The plan will bring together other city projects like the Brickline Greenway, Future64, the MetroLink Green Line, and more, “while establishing new priorities for a safer, more efficient and better-maintained transportation network across the City,” according to the release. 

The key elements in the plan will be public engagement, the development of a safety action plan, future infrastructure priorities and transportation network mapping, according to Jones’ office.

The overarching goals are to create a vision for citywide mobility, plan a mixture of short and long-term mobility projects and to develop improved communication tools with the public to receive transportation updates. In recent years, both people who use public transit and cyclists have been outspoken about the difficulties — and dangers — of navigating St. Louis streets, citing both cuts to public transit and traffic violence.

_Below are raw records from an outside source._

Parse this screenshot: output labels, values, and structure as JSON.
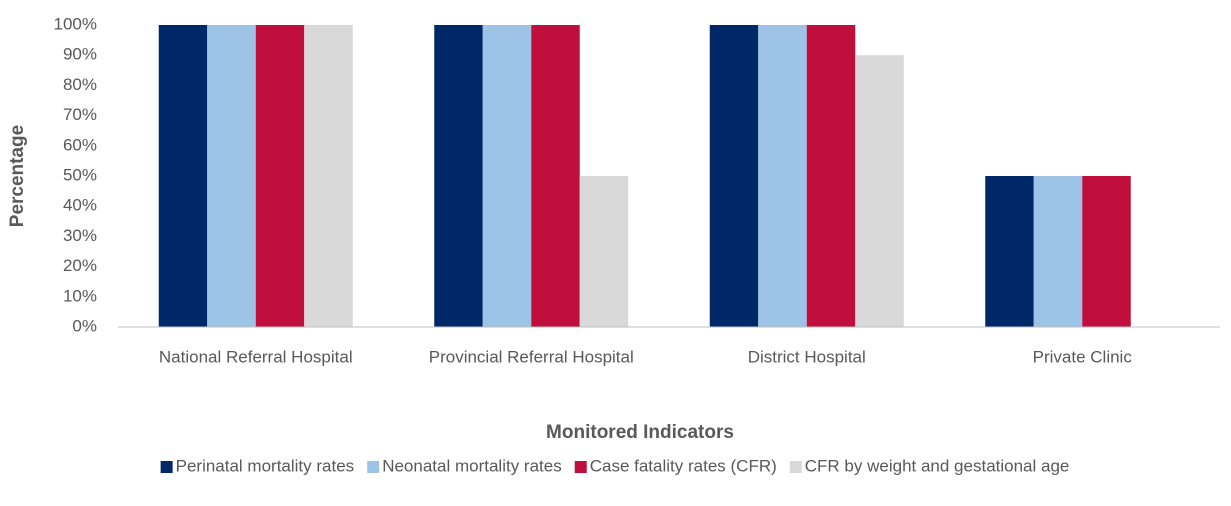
{
  "chart_data": {
    "type": "bar",
    "x_label": "Monitored Indicators",
    "y_label": "Percentage",
    "categories": [
      "National Referral Hospital",
      "Provincial Referral Hospital",
      "District Hospital",
      "Private Clinic"
    ],
    "series": [
      {
        "name": "Perinatal mortality rates",
        "color": "#002868",
        "values": [
          100,
          100,
          100,
          50
        ]
      },
      {
        "name": "Neonatal mortality rates",
        "color": "#9dc3e6",
        "values": [
          100,
          100,
          100,
          50
        ]
      },
      {
        "name": "Case fatality rates (CFR)",
        "color": "#c00f3c",
        "values": [
          100,
          100,
          100,
          50
        ]
      },
      {
        "name": "CFR by weight and gestational age",
        "color": "#d9d9d9",
        "values": [
          100,
          50,
          90,
          0
        ]
      }
    ],
    "ylim": [
      0,
      100
    ],
    "yticks": [
      {
        "value": 0,
        "label": "0%"
      },
      {
        "value": 10,
        "label": "10%"
      },
      {
        "value": 20,
        "label": "20%"
      },
      {
        "value": 30,
        "label": "30%"
      },
      {
        "value": 40,
        "label": "40%"
      },
      {
        "value": 50,
        "label": "50%"
      },
      {
        "value": 60,
        "label": "60%"
      },
      {
        "value": 70,
        "label": "70%"
      },
      {
        "value": 80,
        "label": "80%"
      },
      {
        "value": 90,
        "label": "90%"
      },
      {
        "value": 100,
        "label": "100%"
      }
    ],
    "grid": false,
    "legend": "bottom"
  }
}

To garner public input and participation for the plan, Jones’ office said there will be community meetings, focus groups and a survey for residents to share their concerns. The city will also be establishing a Community Advisory Committee. Those interested in learning more should check out at tmp-stl.com/

“Everyone deserves to feel safe when getting around St. Louis, whether they’re driving, biking, walking or taking public transit,” Jones said in a news release. “Creating a comprehensive transportation and mobility plan allows us to make intentional and strategic investments so that moving around St. Louis for jobs, education, and entertainment becomes easier, safer and more enjoyable.”